Die Stiftung baut auf jahrelange Erfahrung des Netzwerks aus Hebammen, Kinder- und Frauenärzten, das inzwischen für mehr als 50 Städte zum Vorbild wurde, so Kratzsch. Nun will er alle, die mit Müttern und Kindern arbeiten, inklusive der Jugendhilfe, an einen Tisch holen und vernetzen - in ganz Deutschland. Ein Ziel: Einen Fragebogen für alle Praxen und Kliniken zu entwickeln. Mit dem sollen Mütter entdeckt werden, die überfordert sind, deren Kinder daher gefährdet sein könnten. „Wir haben hier ein ungeheures Know-How, das können wir ja allen Kliniken und Städten Deutschlands anbieten”, so Kratzsch.
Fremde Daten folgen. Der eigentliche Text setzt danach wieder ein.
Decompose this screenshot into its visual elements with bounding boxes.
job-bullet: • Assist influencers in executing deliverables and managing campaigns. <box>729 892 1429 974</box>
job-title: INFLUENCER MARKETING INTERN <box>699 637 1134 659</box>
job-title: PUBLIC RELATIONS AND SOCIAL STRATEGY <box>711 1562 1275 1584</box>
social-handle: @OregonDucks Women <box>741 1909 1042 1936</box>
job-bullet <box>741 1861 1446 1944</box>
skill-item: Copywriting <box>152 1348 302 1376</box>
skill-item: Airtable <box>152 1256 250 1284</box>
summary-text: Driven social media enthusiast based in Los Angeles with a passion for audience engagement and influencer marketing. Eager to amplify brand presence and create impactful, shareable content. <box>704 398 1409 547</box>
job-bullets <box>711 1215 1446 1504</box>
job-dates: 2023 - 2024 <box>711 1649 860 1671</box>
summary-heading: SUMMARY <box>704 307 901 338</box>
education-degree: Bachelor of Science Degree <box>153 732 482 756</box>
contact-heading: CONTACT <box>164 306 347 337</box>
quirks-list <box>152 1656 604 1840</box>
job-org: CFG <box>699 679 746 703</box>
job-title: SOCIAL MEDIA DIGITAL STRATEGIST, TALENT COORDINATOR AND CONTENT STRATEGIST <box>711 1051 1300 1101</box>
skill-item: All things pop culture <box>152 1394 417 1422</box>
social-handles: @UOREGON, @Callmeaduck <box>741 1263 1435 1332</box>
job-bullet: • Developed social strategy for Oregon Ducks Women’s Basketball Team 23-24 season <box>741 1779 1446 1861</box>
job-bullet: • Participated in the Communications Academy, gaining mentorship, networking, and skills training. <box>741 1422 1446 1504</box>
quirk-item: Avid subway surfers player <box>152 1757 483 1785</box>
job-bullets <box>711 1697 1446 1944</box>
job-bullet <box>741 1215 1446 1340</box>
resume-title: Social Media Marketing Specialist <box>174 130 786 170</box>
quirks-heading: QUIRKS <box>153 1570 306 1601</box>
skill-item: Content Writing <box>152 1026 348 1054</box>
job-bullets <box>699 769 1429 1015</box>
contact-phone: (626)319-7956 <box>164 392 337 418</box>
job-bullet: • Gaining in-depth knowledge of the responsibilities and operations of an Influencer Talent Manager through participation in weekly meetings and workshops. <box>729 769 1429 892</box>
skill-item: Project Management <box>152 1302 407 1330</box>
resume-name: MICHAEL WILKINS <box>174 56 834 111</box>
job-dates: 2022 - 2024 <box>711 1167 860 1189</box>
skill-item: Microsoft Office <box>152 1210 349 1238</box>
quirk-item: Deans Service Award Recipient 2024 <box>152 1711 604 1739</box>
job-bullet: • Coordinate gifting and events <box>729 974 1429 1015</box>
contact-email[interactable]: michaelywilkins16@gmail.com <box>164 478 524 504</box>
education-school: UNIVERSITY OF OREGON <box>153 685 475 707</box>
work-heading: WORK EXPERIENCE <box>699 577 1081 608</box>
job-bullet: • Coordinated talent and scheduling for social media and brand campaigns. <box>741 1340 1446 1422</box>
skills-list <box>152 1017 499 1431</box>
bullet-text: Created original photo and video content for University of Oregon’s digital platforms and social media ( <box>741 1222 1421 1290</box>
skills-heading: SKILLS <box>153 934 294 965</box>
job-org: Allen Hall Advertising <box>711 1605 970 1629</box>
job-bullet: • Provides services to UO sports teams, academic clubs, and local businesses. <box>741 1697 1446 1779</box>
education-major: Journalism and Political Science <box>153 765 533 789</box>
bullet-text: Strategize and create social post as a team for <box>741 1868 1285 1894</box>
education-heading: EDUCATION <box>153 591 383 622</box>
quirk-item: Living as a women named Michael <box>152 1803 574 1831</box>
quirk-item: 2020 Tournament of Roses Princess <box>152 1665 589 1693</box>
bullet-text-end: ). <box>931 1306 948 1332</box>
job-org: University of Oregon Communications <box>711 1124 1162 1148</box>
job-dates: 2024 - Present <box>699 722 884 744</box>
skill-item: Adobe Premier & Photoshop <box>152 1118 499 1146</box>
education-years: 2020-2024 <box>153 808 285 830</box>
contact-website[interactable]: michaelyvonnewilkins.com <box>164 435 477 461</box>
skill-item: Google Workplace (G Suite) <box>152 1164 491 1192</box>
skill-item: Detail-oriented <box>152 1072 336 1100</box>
Im Kuratorium sitzen unter anderem Dozentin Hildegard Grass vom Institut der Rechtsmedizin an der Heine-Uni, und Thomas Fischbach, Vorsitzender des Berufsverbandes der Kinderärzte Nordrhein. Der berichtet aus der Praxis, warum es schwierig sein kann, Gefährdungen frühzeitig zu erkennen: Eine junge Frau kommt zur Vorsorgeuntersuchung ihres Kleinen, alles scheint normal, bis der Mutter der Ärmel hochrutscht: Sie hatte sich selbst am Arm mit dem Messer verletzt, Hinweis auf große seelische Nöte - nur zufällig entdeckt. „Andere Kinder”, so Fischbach humorvoll, „zerlegen mir die Praxis, da weiß man dann gleich, da ist Handlungsbedarf.”

Die Stiftung arbeitet, so Kratzsch, „auf Augenhöhe mit der Jugendhilfe der Stadt zusammen.” Im Bund wollen sich die Ärzte für eine gesetzlich geregelte Bezahlung für die Vorbeugung einsetzen.